The Whitney focuses on 20th- and 21st-century American art. Its permanent collection comprises more than 21,000 paintings, sculptures, drawings, prints, photographs, films, videos, and artifacts of new media by more than 3,000 artists. It places a particular emphasis on exhibiting the work of living artists for its collection as well as maintaining an extensive permanent collection containing many important pieces from the first half of the last century. The museum's Annual and Biennial exhibitions have long been a venue for younger and less well-known artists whose work is showcased there.
From 1966 to 2014, the Whitney was located at 945 Madison Avenue at East 75th Street in Manhattan's Upper East Side. The museum closed in October 2014 to relocate to a new building designed by Renzo Piano located at 99 Gansevoort Street at Washington Street in the West Village/Meatpacking District neighborhoods of Lower Manhattan; it reopened at the new location on May 1, 2015.

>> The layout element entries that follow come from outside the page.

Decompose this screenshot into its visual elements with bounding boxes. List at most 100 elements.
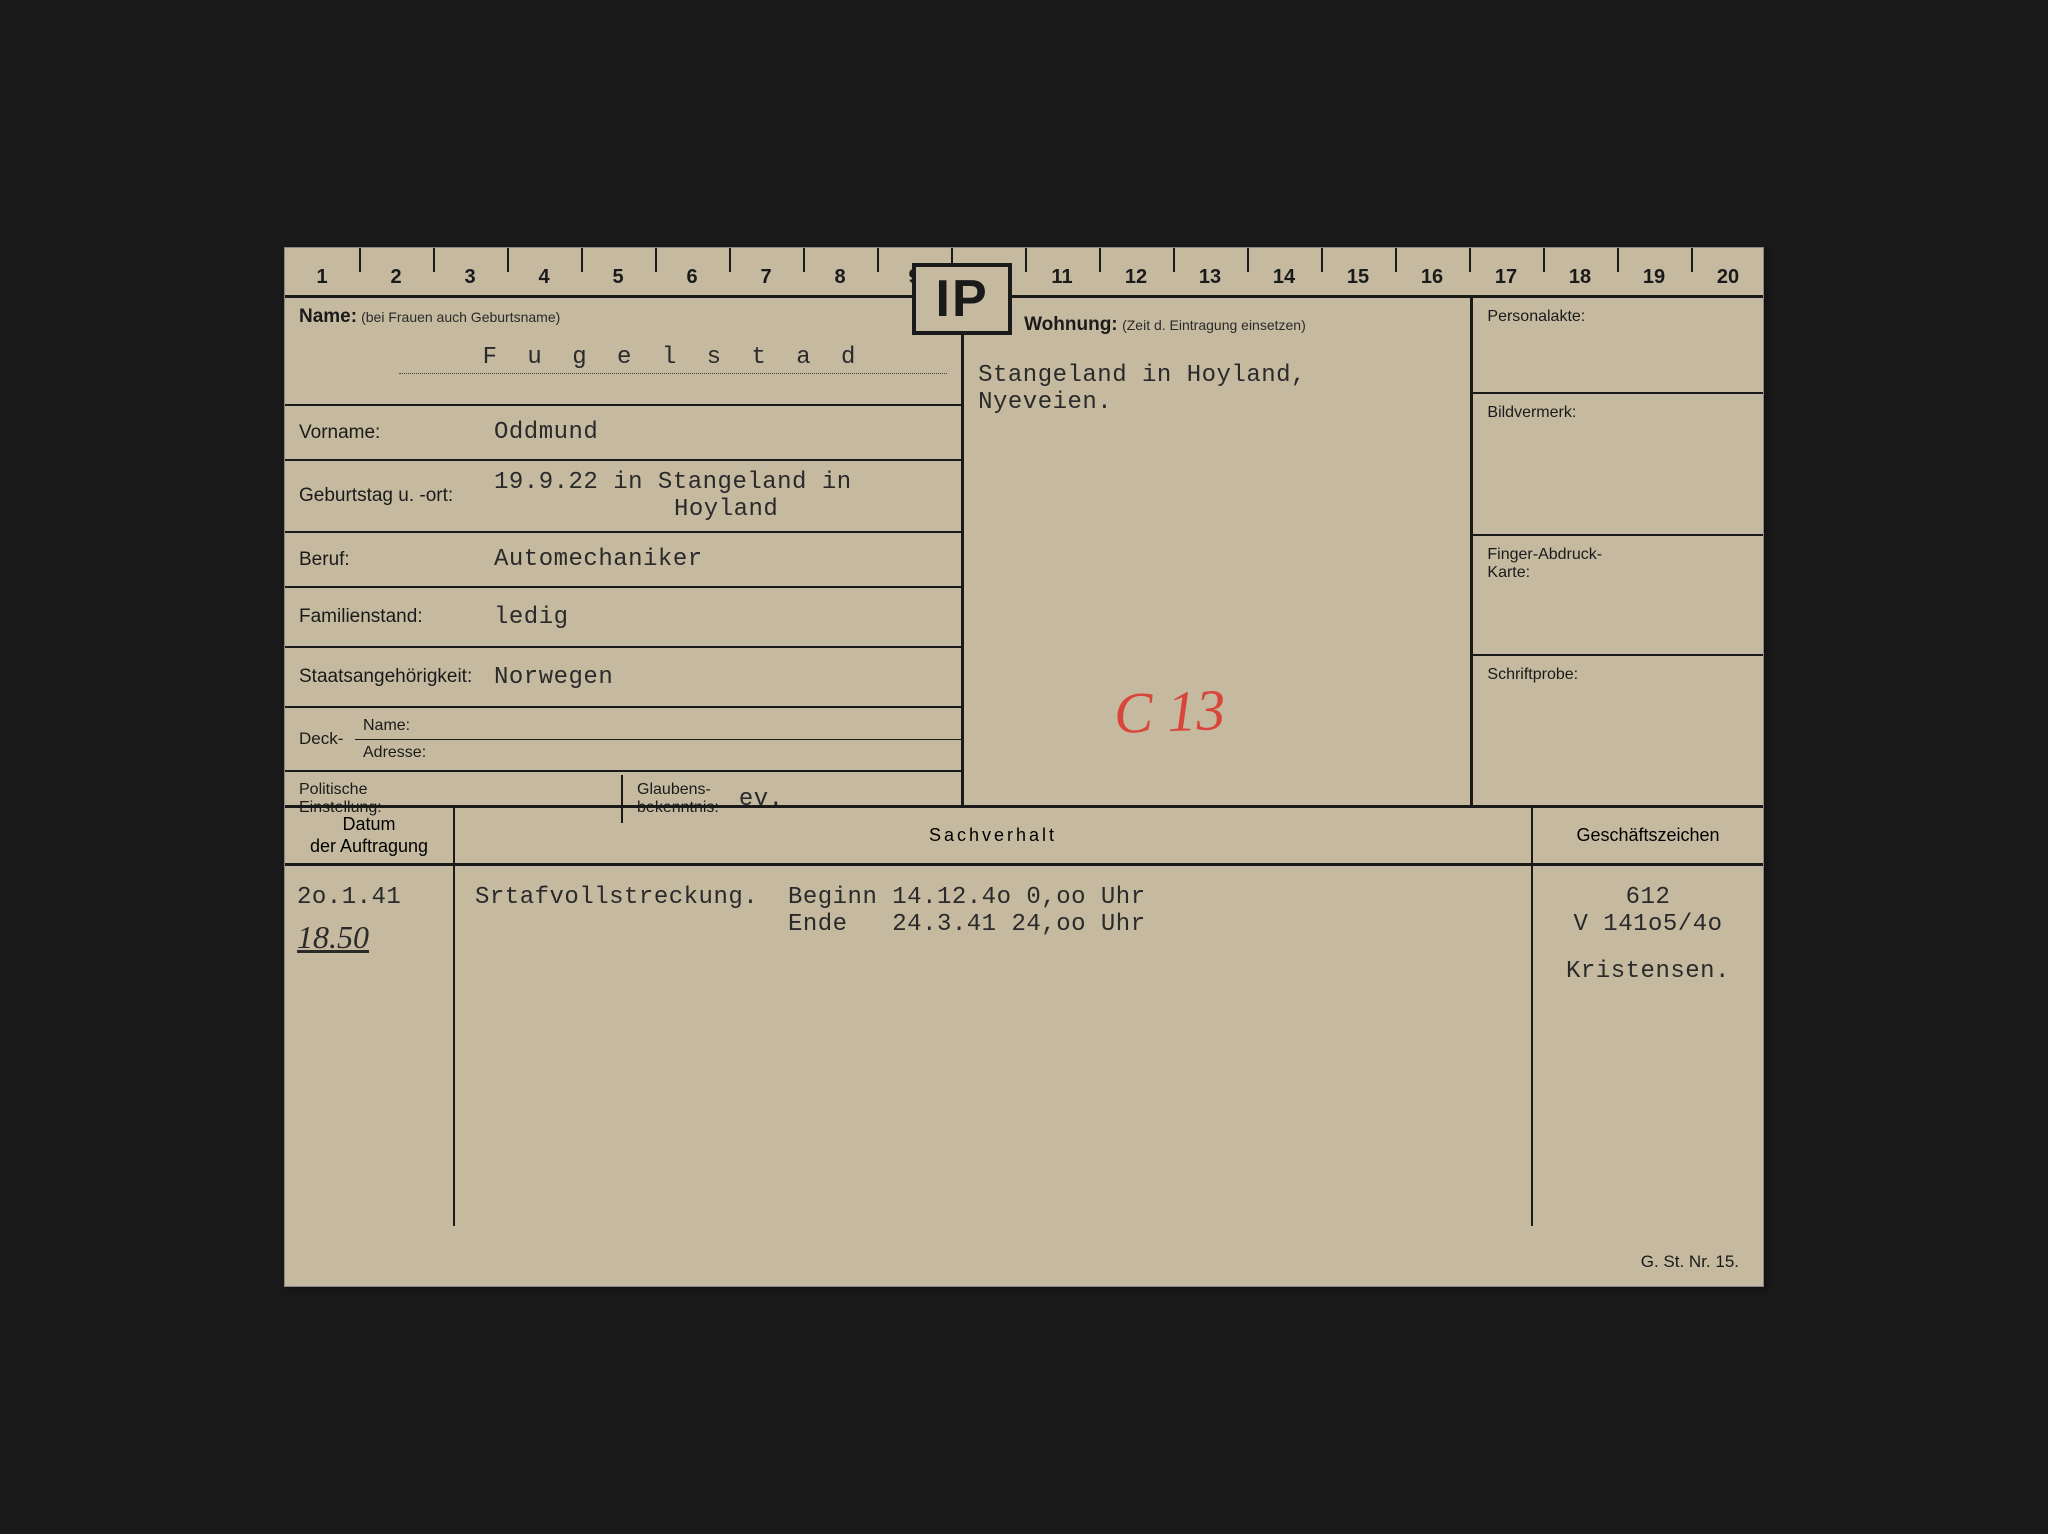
deck-row: Deck- Name: Adresse: (285, 708, 961, 772)
ruler-number: 12 (1125, 266, 1147, 289)
ruler-tick (359, 248, 361, 272)
sach-line-2: Ende 24.3.41 24,oo Uhr (475, 911, 1511, 938)
schrift-label: Schriftprobe: (1487, 666, 1578, 683)
main-grid: Name: (bei Frauen auch Geburtsname) F u … (285, 298, 1763, 808)
familien-row: Familienstand: ledig (285, 588, 961, 648)
ip-badge: IP (912, 263, 1012, 335)
beruf-row: Beruf: Automechaniker (285, 533, 961, 588)
gesch-line-2: V 141o5/4o (1545, 911, 1751, 938)
wohnung-sublabel: (Zeit d. Eintragung einsetzen) (1122, 317, 1306, 333)
ruler-tick (581, 248, 583, 272)
ruler-tick (803, 248, 805, 272)
ruler: 1234567891011121314151617181920 (285, 248, 1763, 298)
beruf-value: Automechaniker (494, 546, 703, 573)
finger-label-2: Karte: (1487, 564, 1749, 582)
ruler-tick (1321, 248, 1323, 272)
name-row: Name: (bei Frauen auch Geburtsname) F u … (285, 298, 961, 406)
familien-label: Familienstand: (299, 606, 494, 628)
geburt-label: Geburtstag u. -ort: (299, 485, 494, 507)
staats-value: Norwegen (494, 664, 613, 691)
beruf-label: Beruf: (299, 549, 494, 571)
ruler-number: 18 (1569, 266, 1591, 289)
vorname-row: Vorname: Oddmund (285, 406, 961, 461)
ruler-tick (1691, 248, 1693, 272)
ruler-number: 5 (612, 266, 623, 289)
staats-row: Staatsangehörigkeit: Norwegen (285, 648, 961, 708)
ruler-number: 1 (316, 266, 327, 289)
ruler-tick (729, 248, 731, 272)
cell-sachverhalt: Srtafvollstreckung. Beginn 14.12.4o 0,oo… (455, 866, 1533, 1226)
ruler-number: 7 (760, 266, 771, 289)
geburt-value-2: Hoyland (674, 496, 852, 523)
th-datum-2: der Auftragung (310, 836, 428, 858)
bildvermerk-label: Bildvermerk: (1487, 404, 1576, 421)
right-column: Personalakte: Bildvermerk: Finger-Abdruc… (1473, 298, 1763, 805)
wohnung-value-1: Stangeland in Hoyland, (978, 362, 1456, 389)
middle-column: IP Wohnung: (Zeit d. Eintragung einsetze… (964, 298, 1473, 805)
staats-label: Staatsangehörigkeit: (299, 666, 494, 688)
ruler-tick (433, 248, 435, 272)
ruler-number: 6 (686, 266, 697, 289)
name-value: F u g e l s t a d (483, 344, 864, 371)
ruler-number: 8 (834, 266, 845, 289)
cell-datum: 2o.1.41 18.50 (285, 866, 455, 1226)
datum-value: 2o.1.41 (297, 884, 441, 911)
pol-row: Politische Einstellung: Glaubens- bekenn… (285, 772, 961, 826)
ruler-number: 16 (1421, 266, 1443, 289)
ruler-tick (1617, 248, 1619, 272)
gesch-line-1: 612 (1545, 884, 1751, 911)
name-sublabel: (bei Frauen auch Geburtsname) (361, 309, 560, 325)
th-geschaeft: Geschäftszeichen (1533, 808, 1763, 863)
glaub-label-1: Glaubens- (637, 781, 719, 799)
ruler-tick (507, 248, 509, 272)
geburt-value-1: 19.9.22 in Stangeland in (494, 469, 852, 496)
ruler-number: 20 (1717, 266, 1739, 289)
cell-geschaeft: 612 V 141o5/4o Kristensen. (1533, 866, 1763, 1226)
ip-text: IP (936, 269, 989, 329)
deck-adresse-label: Adresse: (355, 740, 961, 766)
ruler-number: 4 (538, 266, 549, 289)
ruler-number: 14 (1273, 266, 1295, 289)
finger-box: Finger-Abdruck- Karte: (1473, 536, 1763, 656)
ruler-tick (877, 248, 879, 272)
personalakte-label: Personalakte: (1487, 308, 1585, 325)
pol-label-2: Einstellung: (299, 799, 607, 817)
pol-label-1: Politische (299, 781, 607, 799)
sach-line-1: Srtafvollstreckung. Beginn 14.12.4o 0,oo… (475, 884, 1511, 911)
ruler-tick (1025, 248, 1027, 272)
footer-mark: G. St. Nr. 15. (1641, 1252, 1739, 1272)
deck-label: Deck- (285, 729, 355, 749)
ruler-tick (1543, 248, 1545, 272)
familien-value: ledig (494, 604, 569, 631)
ruler-number: 13 (1199, 266, 1221, 289)
vorname-value: Oddmund (494, 419, 598, 446)
ruler-number: 3 (464, 266, 475, 289)
ruler-number: 15 (1347, 266, 1369, 289)
vorname-label: Vorname: (299, 422, 494, 444)
name-label: Name: (299, 306, 357, 327)
glaubens-value: ev. (739, 786, 784, 813)
deck-name-label: Name: (355, 713, 961, 740)
red-annotation: C 13 (1113, 676, 1226, 747)
ruler-number: 19 (1643, 266, 1665, 289)
ruler-tick (1099, 248, 1101, 272)
ruler-tick (1173, 248, 1175, 272)
ruler-tick (1247, 248, 1249, 272)
left-column: Name: (bei Frauen auch Geburtsname) F u … (285, 298, 964, 805)
index-card: 1234567891011121314151617181920 Name: (b… (284, 247, 1764, 1287)
ruler-tick (1395, 248, 1397, 272)
ruler-tick (1469, 248, 1471, 272)
ruler-number: 17 (1495, 266, 1517, 289)
glaub-label-2: bekenntnis: (637, 799, 719, 817)
table-section: Datum der Auftragung Sachverhalt Geschäf… (285, 808, 1763, 1226)
bildvermerk-box: Bildvermerk: (1473, 394, 1763, 536)
ruler-number: 11 (1051, 266, 1072, 289)
personalakte-box: Personalakte: (1473, 298, 1763, 394)
ruler-tick (655, 248, 657, 272)
ruler-number: 2 (390, 266, 401, 289)
gesch-line-3: Kristensen. (1545, 958, 1751, 985)
datum-handwritten: 18.50 (297, 919, 441, 956)
wohnung-value-2: Nyeveien. (978, 389, 1456, 416)
geburt-row: Geburtstag u. -ort: 19.9.22 in Stangelan… (285, 461, 961, 533)
finger-label-1: Finger-Abdruck- (1487, 546, 1749, 564)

Gertrude Vanderbilt Whitney, the museum's namesake and founder, was herself a well-regarded sculptor as well as a serious art collector. As a patron of the arts, she had already achieved some success as the creator of the "Whitney Studio Club", a New York–based exhibition space which she created in 1918 to promote the works of avant-garde and unrecognized American artists. Whitney favored the radical art of the American artists of the Ashcan School such as John Sloan, George Luks and Everett Shinn, as well as others such as Edward Hopper, Stuart Davis, Charles Demuth, Charles Sheeler, and Max Weber.